Кроме того, Бродский отказался от услуг переводчиков, потому что хотел усовершенствовать свое знание английского посредством перевода собственных стихов. И наконец, потому что он хотел стать английским поэтом— опять же посредством перевода на английский своих русских стихов. Даже если это означало, что английский Бродский будет противоположностью русскому. Поразительная идея, если задуматься! Поразительно, как ему удавалось обращать любые жизненные обстоятельства себе на пользу — и в то же время так легко, так беззаботно рисковать.

Что вы думаете о переводческих принципах Бродского?
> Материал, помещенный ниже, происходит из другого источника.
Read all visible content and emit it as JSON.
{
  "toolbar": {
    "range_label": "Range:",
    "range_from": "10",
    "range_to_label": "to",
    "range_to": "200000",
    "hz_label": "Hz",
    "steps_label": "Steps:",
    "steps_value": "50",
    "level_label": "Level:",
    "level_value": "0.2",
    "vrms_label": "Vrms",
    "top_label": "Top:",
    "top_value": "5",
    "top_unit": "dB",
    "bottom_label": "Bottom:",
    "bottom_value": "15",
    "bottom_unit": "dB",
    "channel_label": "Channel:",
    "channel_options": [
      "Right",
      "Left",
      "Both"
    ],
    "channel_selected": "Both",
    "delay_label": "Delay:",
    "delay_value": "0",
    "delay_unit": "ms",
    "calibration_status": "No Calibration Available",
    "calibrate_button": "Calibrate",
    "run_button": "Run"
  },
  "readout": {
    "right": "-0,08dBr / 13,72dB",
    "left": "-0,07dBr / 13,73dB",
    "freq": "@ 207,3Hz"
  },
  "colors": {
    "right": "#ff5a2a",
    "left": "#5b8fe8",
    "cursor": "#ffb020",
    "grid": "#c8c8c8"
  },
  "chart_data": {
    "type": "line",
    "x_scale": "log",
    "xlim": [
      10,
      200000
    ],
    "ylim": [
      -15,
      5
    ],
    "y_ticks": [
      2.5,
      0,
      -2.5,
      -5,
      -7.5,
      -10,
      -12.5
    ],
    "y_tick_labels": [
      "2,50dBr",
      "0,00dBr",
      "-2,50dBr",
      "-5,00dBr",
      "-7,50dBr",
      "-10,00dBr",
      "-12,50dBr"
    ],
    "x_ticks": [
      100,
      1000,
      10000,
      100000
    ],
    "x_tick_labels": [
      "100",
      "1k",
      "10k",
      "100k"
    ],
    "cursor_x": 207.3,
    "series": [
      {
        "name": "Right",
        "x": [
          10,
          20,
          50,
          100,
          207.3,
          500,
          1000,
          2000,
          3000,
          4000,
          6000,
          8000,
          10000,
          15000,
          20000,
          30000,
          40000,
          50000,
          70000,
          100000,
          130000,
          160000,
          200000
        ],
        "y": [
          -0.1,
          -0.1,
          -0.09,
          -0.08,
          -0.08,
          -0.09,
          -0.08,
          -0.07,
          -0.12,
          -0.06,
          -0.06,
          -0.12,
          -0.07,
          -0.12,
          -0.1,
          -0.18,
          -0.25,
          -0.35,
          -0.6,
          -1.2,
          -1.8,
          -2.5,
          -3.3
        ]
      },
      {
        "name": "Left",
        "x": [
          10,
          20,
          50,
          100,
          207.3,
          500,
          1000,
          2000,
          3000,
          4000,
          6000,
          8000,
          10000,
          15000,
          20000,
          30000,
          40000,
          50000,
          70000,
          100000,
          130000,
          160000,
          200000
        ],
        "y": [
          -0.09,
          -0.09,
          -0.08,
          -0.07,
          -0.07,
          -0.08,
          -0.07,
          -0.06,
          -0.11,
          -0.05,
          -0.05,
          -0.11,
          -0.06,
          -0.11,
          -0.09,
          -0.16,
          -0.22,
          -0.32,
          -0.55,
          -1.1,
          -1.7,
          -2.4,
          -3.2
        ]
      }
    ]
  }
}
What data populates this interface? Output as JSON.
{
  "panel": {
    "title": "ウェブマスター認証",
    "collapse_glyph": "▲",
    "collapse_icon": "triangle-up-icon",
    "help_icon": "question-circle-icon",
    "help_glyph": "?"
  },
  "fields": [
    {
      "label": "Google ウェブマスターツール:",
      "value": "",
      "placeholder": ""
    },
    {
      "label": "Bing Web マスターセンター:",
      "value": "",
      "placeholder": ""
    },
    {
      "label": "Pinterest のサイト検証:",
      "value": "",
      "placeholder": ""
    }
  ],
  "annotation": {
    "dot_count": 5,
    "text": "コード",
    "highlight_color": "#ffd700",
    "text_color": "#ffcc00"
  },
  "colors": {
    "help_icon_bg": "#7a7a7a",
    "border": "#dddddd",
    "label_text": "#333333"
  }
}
Я бы сказал, он исповедовал эквивалентность (узнав, что Кавафис писал по-гречески с соблюдением традиционных форм, он стал ратовать за новый перевод Кавафиса, в котором это было бы отражено). В своих переводах Мандельштама — когда слушаешь Мандельштама по-русски, на ум приходит поздний Иейтс: звучные, правильные четверостишия — он попытался продемонстрировать этот общий принцип его поэтики. Мне кажется, он недоверчиво относился к свободному стиху, особенно к переводу свободным стихом. Чувствовал, что свободный стих — как и многое другое на Западе — не заслуживает своего привилегированного положения. Он разделял мнение Элиота: для верлибра необходимо, чтобы "за завесой свободы таился призрак простейшего метра". Для того чтобы нарушать правила, нужно знать их досконально. Обидно, что Бродский — в отличие от Милоша, чьи переводы Збигнева Херберта просто блестящи — не пере водил других русских или польских поэтов. Намеревался, но не успел.